DATABASE = SqliteDatabase(':memory:')


class User(Model):
    email = CharField(unique=True)
    password = CharField(max_length=100)
    join_date = DateTimeField(default=datetime.datetime.now)
    bio = CharField(default='')

    class Meta:
        database = DATABASE

    @classmethod
    def new(cls, email, password):
        cls.create(
            email=email,
            password=generate_password_hash(password)
        )


def initialize():
    DATABASE.connect()
    DATABASE.create_tables([User], safe=True)
    DATABASE.close()
forms.py
from flask_wtf import Form
from wtforms import StringField, PasswordField
from wtforms.validators import DataRequired, Email, Length


class SignUpForm(Form):
    email = StringField(validators=[DataRequired(), Email()])
    password = PasswordField(validators=[DataRequired(), Length(min=8)])

3 Answers

Dan Johnson
Dan Johnson
40,532 Points

The after_request function is triggered after every request, so you wouldn't want to put anything dealing with registration in there. Since we're dealing with the registration page we'll put our logic in the corresponding route.

Here's an outline:

@app.route("/register", methods=("GET", "POST"))
def register():
  form = forms.SignUpForm()

  # If the form was filled out properly:
    # Create a new user using the data from the form
    # Flash, "Thanks for registering!" to the screen

  return render_template("register.html", form=form)

You can use the methods/functions: validate_on_submit, new, and flash for this.

thank you Dan, I tried this, but now, "task 1 is no longer passing"
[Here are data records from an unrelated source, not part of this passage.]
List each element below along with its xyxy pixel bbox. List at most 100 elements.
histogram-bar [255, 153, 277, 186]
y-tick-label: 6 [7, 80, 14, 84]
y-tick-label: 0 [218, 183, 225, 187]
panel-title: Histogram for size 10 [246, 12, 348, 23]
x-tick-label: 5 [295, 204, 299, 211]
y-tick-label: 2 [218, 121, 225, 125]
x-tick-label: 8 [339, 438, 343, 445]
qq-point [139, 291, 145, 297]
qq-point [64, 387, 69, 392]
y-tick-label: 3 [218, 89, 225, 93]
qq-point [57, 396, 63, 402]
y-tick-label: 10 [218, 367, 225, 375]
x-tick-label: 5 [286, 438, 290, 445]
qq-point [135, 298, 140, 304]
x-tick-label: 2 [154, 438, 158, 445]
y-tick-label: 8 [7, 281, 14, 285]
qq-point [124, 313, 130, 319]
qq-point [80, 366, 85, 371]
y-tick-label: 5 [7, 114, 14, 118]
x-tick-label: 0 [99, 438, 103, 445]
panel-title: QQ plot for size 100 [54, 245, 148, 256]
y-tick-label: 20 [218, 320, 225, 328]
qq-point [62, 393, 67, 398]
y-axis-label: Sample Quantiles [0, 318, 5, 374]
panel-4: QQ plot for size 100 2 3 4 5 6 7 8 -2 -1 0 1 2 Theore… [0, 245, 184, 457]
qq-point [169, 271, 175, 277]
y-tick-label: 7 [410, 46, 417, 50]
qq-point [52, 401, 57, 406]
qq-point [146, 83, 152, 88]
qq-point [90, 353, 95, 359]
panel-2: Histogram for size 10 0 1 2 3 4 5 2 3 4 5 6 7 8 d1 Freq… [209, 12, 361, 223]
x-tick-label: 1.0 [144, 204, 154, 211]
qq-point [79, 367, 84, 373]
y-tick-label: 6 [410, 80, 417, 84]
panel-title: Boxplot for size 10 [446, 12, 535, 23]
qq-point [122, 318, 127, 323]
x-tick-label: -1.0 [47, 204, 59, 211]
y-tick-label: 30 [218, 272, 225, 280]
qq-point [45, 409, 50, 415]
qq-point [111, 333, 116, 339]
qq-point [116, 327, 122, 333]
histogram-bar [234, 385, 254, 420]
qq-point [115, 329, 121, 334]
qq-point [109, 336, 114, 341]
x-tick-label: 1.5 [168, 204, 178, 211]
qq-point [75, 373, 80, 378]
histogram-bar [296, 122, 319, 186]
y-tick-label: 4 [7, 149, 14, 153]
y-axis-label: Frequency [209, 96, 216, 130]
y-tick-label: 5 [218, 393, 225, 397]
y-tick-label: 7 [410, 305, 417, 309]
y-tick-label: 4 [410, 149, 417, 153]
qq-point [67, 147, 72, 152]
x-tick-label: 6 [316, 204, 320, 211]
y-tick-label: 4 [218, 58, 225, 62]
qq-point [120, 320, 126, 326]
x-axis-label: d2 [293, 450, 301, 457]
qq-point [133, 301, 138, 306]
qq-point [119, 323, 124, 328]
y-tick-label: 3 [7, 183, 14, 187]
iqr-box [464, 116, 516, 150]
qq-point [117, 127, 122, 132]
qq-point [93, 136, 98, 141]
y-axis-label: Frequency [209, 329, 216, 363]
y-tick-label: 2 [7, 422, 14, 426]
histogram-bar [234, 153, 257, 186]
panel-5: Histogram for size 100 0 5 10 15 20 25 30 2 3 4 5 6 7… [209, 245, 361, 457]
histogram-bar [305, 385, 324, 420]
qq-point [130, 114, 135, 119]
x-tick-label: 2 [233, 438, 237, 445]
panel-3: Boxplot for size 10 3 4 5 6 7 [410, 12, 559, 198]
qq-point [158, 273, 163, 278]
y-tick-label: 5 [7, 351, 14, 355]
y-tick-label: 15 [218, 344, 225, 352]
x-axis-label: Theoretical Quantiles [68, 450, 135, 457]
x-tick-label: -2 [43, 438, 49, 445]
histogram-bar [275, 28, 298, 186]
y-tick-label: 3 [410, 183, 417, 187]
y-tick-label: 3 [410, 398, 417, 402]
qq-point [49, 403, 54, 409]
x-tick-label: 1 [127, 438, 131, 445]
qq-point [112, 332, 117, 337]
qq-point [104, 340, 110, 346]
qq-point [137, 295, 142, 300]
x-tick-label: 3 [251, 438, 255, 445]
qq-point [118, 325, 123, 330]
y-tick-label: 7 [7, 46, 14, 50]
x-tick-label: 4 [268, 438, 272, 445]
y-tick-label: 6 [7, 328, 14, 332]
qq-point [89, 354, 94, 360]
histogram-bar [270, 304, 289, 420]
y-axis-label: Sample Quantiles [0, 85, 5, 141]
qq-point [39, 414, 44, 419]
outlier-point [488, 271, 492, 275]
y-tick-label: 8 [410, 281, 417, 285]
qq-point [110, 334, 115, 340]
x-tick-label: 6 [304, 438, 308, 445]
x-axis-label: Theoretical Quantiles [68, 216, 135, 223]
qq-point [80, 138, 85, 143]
any clue what is causing this? =)

@app.route("/register", methods=("GET", "POST"))
def register():
  form = forms.SignUpForm()

    if form.validate_on_submit():
        models.User.create_user()
        flash("Thanks for registering!")

  return render_template("register.html", form=form)
Dan Johnson
Dan Johnson
40,532 Points

The class method on User is called new, and it'll need the email and password from the form as arguments (e.g. form.email.data).

If you still get, "task 1 is no longer passing" after that make sure you imported render_template and flash from flask.

I had this same issue with it telling me that task 1 is no longer passing. If you cut and paste code into the challenge window it can create weird indentation errors in code that looks fine. I had trouble with this challenge after copy pasting some lines from my app.py file even though the spacing was actually correct. To fix this I just deleted the whitespace at the beggining of the lines and tabbed them back out into place. After that my challenge passed, which confirmed for me that workspaces is kind of buggy. I've had a lot of problems in the past with scripts that seemed to be written right but which wouldn't run. Each time it was because of improperly formatted whitespace (very annoying because you cant see it and the script looks perfectly fine otherwise), something I wasn't thinking to look for.

Aside from that, your code looks fine aside from the missing arguments in the models.User.new() call. It's going to want to accept a password and email from the register form.

models.User.new(email=form.email.data, password=form.password.data)

this will tell the new User instance to take its email and password attributes from the register form. Hope that helps, I was stuck on this one for a little bit, guess that will teach me to pay more attention to whitespace.